Q - Donc aucune confiance ?
R - Je pense que nous avons appris à être vigilant à l'égard de tout le monde.
Q - Vous l'avez constaté vous-même, toute la région est en effervescence, est-ce qu'il faut craindre pour l'avenir de l'existence de l'État d'Israël ?
R - Nous tenons à la sécurité d'Israël. Quand nous entendons M. Ahmadinejad dire qu'Israël est une tumeur cancéreuse et M. Khamenei prétendre qu'il ne veut pas de nucléaire militaire, nous disons que c'est inacceptable. Mais de la même façon, nous disons qu'il faut reconnaître les droits des Palestiniens à un État viable, ce qui malheureusement aujourd'hui n'est pas le cas.
Q - Dernière question. La France se dit vigilante sur les atteintes multiformes aux droits de l'Homme et aux droits des femmes.

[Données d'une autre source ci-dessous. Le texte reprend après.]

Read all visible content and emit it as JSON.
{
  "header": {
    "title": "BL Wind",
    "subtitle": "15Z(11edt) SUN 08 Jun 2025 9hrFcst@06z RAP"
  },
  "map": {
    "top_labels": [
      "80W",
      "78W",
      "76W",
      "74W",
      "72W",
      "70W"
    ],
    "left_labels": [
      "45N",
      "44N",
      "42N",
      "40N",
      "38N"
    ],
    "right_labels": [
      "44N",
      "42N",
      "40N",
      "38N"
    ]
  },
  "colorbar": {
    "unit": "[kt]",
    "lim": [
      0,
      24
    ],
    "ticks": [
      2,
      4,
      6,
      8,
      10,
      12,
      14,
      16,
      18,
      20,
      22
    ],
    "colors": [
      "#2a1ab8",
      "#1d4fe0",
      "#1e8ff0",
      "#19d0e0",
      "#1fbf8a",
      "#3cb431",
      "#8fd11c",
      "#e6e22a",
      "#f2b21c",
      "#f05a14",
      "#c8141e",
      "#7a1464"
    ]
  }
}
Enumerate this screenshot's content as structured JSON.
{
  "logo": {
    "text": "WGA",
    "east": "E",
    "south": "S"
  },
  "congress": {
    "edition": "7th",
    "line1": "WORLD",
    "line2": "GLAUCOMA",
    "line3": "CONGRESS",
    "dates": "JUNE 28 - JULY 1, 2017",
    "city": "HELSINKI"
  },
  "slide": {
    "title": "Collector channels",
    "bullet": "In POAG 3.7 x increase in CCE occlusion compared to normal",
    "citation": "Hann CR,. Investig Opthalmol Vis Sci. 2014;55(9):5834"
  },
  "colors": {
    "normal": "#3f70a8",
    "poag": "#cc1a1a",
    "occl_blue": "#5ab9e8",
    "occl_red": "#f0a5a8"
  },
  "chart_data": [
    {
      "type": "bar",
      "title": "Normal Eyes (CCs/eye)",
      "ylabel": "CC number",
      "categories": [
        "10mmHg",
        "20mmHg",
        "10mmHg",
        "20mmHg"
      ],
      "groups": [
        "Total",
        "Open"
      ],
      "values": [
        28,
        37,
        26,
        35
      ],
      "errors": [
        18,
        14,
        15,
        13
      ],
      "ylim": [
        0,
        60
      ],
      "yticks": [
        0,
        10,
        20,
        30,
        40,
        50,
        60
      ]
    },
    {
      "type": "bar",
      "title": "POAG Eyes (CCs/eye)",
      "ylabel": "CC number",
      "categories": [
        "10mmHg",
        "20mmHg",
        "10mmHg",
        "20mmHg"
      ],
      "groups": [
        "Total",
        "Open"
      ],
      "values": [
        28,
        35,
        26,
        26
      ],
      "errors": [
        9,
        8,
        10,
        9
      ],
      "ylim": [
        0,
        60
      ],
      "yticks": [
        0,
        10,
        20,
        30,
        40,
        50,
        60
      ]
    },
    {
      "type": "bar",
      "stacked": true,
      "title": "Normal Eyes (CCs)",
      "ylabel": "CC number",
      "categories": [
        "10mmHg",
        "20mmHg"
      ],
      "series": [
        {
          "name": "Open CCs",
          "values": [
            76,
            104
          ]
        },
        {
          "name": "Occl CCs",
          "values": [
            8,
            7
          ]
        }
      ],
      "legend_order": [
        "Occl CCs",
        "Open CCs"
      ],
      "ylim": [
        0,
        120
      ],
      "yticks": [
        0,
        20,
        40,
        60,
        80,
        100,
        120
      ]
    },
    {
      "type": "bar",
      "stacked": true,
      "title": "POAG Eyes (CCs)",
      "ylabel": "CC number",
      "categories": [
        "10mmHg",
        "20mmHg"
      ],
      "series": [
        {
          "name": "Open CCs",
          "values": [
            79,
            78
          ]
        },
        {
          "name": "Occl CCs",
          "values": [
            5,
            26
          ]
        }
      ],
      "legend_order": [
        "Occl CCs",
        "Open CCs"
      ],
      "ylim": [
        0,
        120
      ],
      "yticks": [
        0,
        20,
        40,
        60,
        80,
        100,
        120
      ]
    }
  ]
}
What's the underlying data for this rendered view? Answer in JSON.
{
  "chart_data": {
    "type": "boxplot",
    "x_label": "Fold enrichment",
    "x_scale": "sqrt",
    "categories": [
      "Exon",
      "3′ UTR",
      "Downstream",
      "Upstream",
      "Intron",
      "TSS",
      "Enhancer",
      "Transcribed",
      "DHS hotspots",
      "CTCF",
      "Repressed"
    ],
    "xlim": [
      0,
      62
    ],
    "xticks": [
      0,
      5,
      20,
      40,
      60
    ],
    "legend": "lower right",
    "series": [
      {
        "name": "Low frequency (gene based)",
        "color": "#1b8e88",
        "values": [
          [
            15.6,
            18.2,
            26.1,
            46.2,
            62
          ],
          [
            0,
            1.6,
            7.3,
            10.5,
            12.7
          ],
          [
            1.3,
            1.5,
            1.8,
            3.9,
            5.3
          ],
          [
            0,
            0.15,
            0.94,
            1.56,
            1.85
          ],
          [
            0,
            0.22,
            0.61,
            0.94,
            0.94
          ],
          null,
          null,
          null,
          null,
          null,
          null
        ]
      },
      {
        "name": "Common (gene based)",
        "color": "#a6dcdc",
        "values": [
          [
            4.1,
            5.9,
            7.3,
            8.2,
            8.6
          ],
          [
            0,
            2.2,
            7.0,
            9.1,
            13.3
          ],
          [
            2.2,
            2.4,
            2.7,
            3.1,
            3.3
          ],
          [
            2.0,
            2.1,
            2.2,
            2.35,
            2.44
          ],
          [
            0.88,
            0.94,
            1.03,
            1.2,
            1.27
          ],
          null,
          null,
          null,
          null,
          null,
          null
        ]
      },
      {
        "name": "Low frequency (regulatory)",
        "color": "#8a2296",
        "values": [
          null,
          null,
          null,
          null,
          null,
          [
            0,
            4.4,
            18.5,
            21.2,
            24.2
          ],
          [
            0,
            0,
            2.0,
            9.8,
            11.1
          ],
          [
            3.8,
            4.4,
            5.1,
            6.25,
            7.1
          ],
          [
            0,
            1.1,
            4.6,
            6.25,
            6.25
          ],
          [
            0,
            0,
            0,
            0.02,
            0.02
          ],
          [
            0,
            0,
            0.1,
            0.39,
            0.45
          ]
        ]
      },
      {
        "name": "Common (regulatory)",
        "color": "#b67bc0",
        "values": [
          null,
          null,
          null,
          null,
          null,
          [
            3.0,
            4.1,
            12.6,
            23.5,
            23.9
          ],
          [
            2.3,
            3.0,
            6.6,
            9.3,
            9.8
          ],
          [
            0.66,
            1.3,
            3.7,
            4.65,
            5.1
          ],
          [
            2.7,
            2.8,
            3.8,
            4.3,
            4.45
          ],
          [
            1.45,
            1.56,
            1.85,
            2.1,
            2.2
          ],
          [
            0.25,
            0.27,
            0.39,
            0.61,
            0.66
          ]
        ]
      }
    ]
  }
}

Que dit-elle sur la Libye, sur l'Ukraine, après la détention arbitraire de Mme Timochenko, et sur la Tunisie où la liberté d'expression et de création est en ce moment bafouée ?
R - Dans tous les pays, nous plaidons avec force pour le respect des droits des femmes. Nous l'avons fait - vous citez l'Ukraine - avec Mme Timochenko et, de la même manière, avec les Tunisiens, dont nous sommes proches. Nous disons que tout ce qui porte atteinte, dans les faits ou par les textes, aux droits des femmes n'est pas acceptable.